• mini mi: skin deep

    Sunday, October 29, 2006

    skin deep

    my spelling has become an embarrassment, and i think everything needs a hyphen. this could be a result of my master's program, because in folklore we're all about isolated cultures meeting modernity, modernity defining "the folk," hybridity, cultural integrity, and the consistently contemporary nature of the past. all folkloric events are events in the margins of history. right. thus, the hyphens.
    honestly, it all makes very little sense to me. i'm trying, these days, to get underneath the words. and in the effort, the words have followed me into my dreams. i'm not sure what the anxiety is, but it's very palpable. there is always, in my dreams, a panic of violence -- of people enacting unseen atrocities towards other peoples, emphasis on "unseen." while asleep, i see people fighting over jazz as if it were a plot of land and walt disney stealing grimm's fairy tales. i also see the children who watched disney growing up grow up to realize that there is no single evil to vanquish and no castle in the sky. and it's like watching the re-death of santa clause, but worse. when i wake up, i feel helpless. and scared, i'm always scared.
    there are always faces across a table -- there is a man arguing that rock n' roll was a black man's creation, "you only think of it as a white man's sound because that was the face that sold the records" (circa 1950's), and then there is another who replies, "yes, that was wrong. but times have changed and haven't we made contributions since then?" then there is the liberal idea of forgetting; it's time to forget, time to move on and reconcile. let us be a color-blind society. and then there is the backlash, "what do you mean forget? you never remembered us to begin with, and color-blind is just another word for white."
    and somewhere in there, there are the voices that are not black or white but something else entirely, though, of course, then you have to ask if a voice has a color at all. what happens when a chinese girl decides to dance salsa? nothing. she's just dancing. but that's also what elvis said.
    he said he was just playing music, whatever came naturally to him. but history reads him differently. he stole chuck berry's knees. he stole big mama thorton's hound dog blues. he was a white man, said his producer, who had a black sound, and that made them a million dollars (though according to NPR, kurt cobain is now the highest grossing dead musician. sorry elvis.) the question teachers like to ask in class is "what is our responsibility?" i want to know what that question means.
    for myself and for now, i think i have the fortunate misfortune of just not being particularly good at what i do. because obviously it's not a problem until somebody notices. mediocrity unite.

    4 Comments:

    Blogger asterisk said...

    it's not a problem until you make money from it, anyhow :) amateur salsa dancers unite!

    2:02 PM  
    Blogger the bear said...

    I can't believe you go to a university where they ask you what your responsibility is.

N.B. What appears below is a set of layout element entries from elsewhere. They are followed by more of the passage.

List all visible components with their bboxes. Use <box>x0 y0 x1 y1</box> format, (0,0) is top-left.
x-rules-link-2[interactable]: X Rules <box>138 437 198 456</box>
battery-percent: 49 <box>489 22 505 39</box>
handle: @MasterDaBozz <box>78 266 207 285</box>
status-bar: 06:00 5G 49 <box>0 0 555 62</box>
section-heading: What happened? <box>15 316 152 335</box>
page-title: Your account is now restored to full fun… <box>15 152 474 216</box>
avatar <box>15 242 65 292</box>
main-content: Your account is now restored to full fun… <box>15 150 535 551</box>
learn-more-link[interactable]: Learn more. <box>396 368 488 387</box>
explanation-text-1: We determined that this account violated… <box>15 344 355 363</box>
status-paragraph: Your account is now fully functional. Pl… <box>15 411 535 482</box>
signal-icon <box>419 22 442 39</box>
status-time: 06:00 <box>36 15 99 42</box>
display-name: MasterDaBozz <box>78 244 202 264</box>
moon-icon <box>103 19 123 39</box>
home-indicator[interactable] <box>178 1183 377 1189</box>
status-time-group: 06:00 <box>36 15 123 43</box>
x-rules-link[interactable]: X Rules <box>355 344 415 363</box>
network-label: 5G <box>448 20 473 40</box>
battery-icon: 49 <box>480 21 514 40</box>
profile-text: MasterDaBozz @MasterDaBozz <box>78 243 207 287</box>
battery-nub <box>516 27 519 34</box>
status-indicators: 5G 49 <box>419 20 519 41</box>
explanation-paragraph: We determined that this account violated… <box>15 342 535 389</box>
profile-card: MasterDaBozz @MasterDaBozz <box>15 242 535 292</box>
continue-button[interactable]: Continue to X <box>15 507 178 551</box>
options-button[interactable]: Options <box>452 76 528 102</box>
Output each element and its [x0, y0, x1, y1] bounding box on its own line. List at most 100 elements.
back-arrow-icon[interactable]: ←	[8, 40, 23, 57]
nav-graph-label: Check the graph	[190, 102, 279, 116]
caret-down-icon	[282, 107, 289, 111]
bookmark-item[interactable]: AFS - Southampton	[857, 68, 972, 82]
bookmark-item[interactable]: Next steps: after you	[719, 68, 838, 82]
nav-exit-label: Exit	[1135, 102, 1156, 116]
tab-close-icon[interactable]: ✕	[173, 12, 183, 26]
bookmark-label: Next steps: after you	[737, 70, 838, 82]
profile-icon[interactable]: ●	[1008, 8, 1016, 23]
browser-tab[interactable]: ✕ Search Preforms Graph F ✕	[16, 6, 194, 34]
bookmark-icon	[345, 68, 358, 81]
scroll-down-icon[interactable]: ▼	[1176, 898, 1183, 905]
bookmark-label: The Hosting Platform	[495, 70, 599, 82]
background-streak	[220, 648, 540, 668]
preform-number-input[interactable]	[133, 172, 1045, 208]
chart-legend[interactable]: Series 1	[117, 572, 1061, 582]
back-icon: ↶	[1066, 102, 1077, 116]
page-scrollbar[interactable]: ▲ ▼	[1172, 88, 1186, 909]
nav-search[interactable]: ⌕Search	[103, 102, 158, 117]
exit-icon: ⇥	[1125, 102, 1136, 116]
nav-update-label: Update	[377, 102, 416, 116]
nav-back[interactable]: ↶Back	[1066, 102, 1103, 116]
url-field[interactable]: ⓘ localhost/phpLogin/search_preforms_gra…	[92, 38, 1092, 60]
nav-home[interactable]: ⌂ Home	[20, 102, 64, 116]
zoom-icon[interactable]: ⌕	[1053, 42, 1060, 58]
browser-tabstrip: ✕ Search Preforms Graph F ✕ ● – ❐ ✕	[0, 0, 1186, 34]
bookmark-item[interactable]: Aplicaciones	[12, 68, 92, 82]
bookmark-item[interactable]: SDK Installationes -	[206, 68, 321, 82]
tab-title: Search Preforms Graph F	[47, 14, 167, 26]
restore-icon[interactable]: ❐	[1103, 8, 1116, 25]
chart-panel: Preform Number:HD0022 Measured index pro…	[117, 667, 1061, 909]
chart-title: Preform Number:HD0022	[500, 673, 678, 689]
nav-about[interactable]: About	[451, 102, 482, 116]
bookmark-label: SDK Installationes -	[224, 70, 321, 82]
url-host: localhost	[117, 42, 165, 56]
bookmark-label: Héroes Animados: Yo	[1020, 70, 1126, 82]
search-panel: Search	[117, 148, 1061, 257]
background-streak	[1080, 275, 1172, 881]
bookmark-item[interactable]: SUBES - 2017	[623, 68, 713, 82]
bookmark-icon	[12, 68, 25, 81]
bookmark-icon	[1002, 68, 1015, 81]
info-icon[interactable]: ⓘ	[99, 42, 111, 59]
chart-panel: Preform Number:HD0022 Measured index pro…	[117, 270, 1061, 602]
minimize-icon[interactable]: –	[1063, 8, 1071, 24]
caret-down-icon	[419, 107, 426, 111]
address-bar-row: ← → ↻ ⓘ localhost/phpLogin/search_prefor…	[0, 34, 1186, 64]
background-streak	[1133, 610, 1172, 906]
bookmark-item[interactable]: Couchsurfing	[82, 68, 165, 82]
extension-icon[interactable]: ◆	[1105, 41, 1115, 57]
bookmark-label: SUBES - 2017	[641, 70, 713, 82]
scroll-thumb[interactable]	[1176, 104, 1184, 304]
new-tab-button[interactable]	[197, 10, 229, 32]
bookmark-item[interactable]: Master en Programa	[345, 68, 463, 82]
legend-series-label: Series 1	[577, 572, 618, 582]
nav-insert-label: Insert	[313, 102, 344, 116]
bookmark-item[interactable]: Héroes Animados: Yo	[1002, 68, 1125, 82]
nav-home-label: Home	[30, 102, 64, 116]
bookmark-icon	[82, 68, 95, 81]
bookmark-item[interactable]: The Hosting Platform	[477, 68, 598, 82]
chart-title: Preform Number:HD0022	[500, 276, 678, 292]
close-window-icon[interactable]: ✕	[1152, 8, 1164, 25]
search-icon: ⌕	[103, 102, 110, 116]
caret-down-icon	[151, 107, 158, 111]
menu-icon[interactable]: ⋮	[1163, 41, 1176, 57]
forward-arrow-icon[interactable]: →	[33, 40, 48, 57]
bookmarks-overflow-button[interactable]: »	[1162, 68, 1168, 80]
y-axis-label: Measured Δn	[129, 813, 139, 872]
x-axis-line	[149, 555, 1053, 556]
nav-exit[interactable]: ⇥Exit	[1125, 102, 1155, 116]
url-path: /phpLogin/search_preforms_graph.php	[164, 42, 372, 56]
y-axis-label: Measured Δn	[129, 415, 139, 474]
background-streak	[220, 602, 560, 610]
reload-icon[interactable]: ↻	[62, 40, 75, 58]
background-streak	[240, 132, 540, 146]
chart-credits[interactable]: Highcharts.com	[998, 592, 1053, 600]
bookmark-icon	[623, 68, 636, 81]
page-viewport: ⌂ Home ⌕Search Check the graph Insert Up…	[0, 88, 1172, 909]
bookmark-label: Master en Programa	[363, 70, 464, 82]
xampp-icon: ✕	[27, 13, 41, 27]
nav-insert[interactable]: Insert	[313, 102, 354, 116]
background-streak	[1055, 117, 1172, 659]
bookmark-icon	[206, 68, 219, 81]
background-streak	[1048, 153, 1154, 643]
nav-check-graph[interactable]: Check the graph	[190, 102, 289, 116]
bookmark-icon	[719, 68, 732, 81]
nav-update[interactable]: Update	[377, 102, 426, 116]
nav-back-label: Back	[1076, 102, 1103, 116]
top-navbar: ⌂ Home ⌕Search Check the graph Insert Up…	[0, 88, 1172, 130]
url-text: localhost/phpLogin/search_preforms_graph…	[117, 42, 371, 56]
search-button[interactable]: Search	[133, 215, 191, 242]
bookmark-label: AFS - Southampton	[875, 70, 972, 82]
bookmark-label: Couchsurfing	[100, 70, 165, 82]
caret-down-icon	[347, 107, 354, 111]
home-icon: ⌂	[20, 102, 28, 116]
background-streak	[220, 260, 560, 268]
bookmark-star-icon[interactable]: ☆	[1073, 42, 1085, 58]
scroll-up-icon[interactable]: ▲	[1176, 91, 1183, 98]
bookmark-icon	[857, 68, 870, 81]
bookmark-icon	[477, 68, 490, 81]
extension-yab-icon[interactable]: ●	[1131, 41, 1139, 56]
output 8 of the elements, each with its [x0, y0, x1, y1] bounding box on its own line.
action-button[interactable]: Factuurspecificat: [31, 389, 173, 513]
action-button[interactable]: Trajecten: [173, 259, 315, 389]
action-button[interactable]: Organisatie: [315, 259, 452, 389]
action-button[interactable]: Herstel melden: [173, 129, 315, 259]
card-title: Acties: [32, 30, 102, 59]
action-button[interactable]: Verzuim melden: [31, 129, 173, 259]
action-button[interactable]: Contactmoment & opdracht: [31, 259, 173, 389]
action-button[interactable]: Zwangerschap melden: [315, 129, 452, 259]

Any scholar's responsibility is the same: add to human understanding.

    11:27 AM  
    Anonymous Anonymous said...

    really the hyphen is just Annie and Sean reaching out to you. =)

    8:32 PM  
    Anonymous Anonymous said...

    I often hypothesize that my spelling has gotten worse because I don't have room in my brain for it anymore. Basic words get pushed out in favor of definitions for ship parts and the underlying reasons for the failure of abolitionists to adopt the female suffrage cause as well. It makes sense.